The Tweel (a portmanteau of tire and wheel) is an experimental tire design developed by the French tire company Michelin. The tire uses no air, and therefore cannot burst or become flat. Michelin is currently developing an integrated tire and wheel combination, the "Tweel” that operates entirely without air. Automotive engineering group of mechanical engineering department at Clemson University is developing a low energy loss airless tire with Michelin through the NIST ATP project. The Tweel would be the most radical change in the tire industry since the radial tire was invented nearly 60 years ago. Other changes include no more deadly blowouts. And in time, no more used-tire mountains or the need for as many shredding and recycling stations.
The Tweel is durable.

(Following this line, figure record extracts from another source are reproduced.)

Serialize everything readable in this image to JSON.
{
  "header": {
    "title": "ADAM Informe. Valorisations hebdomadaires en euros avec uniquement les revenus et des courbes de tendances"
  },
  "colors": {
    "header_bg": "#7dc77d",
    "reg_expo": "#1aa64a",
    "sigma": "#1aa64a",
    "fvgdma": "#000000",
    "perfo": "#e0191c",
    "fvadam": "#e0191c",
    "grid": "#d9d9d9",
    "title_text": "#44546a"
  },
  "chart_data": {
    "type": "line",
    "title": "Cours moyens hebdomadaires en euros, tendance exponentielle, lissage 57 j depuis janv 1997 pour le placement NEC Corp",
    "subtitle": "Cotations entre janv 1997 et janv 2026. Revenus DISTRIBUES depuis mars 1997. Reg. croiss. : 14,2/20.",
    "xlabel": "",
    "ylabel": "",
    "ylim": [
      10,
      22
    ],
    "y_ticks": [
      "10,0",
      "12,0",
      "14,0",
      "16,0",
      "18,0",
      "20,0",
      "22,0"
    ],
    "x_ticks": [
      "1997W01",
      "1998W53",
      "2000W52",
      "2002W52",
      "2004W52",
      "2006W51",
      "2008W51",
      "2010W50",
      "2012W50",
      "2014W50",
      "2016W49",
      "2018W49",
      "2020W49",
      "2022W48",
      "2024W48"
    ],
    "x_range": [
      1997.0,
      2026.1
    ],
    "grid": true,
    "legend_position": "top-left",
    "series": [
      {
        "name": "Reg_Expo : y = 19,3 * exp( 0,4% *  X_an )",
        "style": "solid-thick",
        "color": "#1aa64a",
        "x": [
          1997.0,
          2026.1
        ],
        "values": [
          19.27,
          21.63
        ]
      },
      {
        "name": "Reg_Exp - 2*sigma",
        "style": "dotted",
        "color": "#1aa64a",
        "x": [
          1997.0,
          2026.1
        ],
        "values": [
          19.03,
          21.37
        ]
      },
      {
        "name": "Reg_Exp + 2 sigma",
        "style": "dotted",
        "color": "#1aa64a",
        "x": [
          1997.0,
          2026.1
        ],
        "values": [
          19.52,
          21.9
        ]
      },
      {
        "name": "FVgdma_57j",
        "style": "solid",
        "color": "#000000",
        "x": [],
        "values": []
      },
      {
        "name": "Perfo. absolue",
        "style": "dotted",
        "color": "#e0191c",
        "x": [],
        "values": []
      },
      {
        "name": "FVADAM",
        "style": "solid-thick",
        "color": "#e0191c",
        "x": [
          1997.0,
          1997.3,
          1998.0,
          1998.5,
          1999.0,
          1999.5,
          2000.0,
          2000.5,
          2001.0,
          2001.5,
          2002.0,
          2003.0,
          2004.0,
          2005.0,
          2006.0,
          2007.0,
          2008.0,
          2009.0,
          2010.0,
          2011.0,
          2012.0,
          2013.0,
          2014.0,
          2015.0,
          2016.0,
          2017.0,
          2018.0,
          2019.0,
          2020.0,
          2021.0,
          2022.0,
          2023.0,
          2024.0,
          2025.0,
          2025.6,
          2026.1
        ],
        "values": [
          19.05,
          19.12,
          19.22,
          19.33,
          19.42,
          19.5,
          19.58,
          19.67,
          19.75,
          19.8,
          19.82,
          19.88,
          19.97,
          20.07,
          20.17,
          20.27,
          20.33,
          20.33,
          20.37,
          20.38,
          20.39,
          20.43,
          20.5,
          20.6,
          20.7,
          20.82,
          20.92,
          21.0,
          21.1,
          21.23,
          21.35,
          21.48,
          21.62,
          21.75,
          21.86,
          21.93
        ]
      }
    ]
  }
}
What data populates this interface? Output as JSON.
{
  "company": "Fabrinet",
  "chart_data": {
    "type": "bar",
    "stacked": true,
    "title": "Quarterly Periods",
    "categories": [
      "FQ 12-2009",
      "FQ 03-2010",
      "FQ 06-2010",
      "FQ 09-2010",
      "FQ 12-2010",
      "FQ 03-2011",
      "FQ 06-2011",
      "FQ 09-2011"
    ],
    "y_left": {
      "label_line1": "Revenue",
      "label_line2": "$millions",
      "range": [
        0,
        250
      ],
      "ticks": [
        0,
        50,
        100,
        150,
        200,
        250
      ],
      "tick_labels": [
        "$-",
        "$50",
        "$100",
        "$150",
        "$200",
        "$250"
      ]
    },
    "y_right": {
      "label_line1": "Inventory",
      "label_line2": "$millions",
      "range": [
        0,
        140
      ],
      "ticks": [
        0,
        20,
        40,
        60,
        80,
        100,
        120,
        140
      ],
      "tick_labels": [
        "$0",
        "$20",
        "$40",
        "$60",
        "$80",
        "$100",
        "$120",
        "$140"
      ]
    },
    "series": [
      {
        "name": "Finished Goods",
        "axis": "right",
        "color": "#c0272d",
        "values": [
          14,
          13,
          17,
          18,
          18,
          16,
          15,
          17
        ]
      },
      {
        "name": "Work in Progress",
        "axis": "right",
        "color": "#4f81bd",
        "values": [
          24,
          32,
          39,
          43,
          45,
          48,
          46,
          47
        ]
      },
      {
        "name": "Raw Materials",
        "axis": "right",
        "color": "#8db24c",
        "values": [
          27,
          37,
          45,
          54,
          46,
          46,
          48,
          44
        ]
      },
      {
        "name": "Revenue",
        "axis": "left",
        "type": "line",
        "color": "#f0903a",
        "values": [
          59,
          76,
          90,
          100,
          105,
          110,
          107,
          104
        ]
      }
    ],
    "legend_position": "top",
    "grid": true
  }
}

Forget a nail, an armored vehicle with Tweel can go over an exploding landmine and keep moving. But for the car, the Tweel is still just a concept. On a test drive on tweels, a sedan handles well enough. The biggest problem is noise, once the speed hits about 50 mph. The noise gets worse the faster you go.
WORKING
When the Tweel is put to the road, the spokes absorb road impacts the same way air pressure does in pneumatic tires. The Tweel's hub connects to flexible polyurethane spokes which are used to support an outer rim and assume the shock-absorbing role of a traditional tire's pneumatic properties. The tread and shear bands deform temporarily as the spokes bend, then quickly spring back into shape. Tweels can be made with different spoke tensions, allowing for different handling characteristics. More pliant spokes result in a more comfortable ride with improved handling.
The lateral stiffness of the Tweel is also adjustable. However, you can’t adjust a Tweel once it has been manufactured. You’ll have to select a different Tweel. For testing, Michelin equipped an Audi A4 with Tweels made with five times as much lateral stiffness as a pneumatic tire, resulting in very responsive handling.
Michelin reports that the Tweel prototype is within five percent of the rolling resistance and mass levels of current pneumatic tires. That translates to mean within one percent of the fuel economy of the tires on your own car. Since the Tweel is very early in its development, Michelin could be expected to improve those numbers.
THE FUTURE OF AIRLESS TIRES
The first large-scale applications may be in the military where a flat-proof tire would be advantageous. Military testing has indicated that the Tweel deflects mine blasts away from the vehicle better than standard tires and that the Tweel remains mobile even with some of the spokes are damaged or missing. NASA has contracted Michelin to develop a wheel for the next generation Lunar Rover based on the Tweel.[3] This has resulted in the Lunar Rover Initiative AB Scarab wheels. The Tweel does have several flaws (aside from the name). The worst is vibration. Above 50 mph, the Tweel vibrates considerably. That in it might not be a problem, but it causes two other things: noise and heat. A fast moving Tweel is unpleasantly loud. Long-distance driving at high speeds generates more heat.
Another problem involves the tire industry. Making Tweel is quite a different process than making a pneumatic tire. The sheer scale of the changes that would need to be made to numerous factories, not to mention tire balancing and mounting equipment in thousands of auto repair shops, presents a significant (though not insurmountable) obstacle to the broad adoption of airless tires.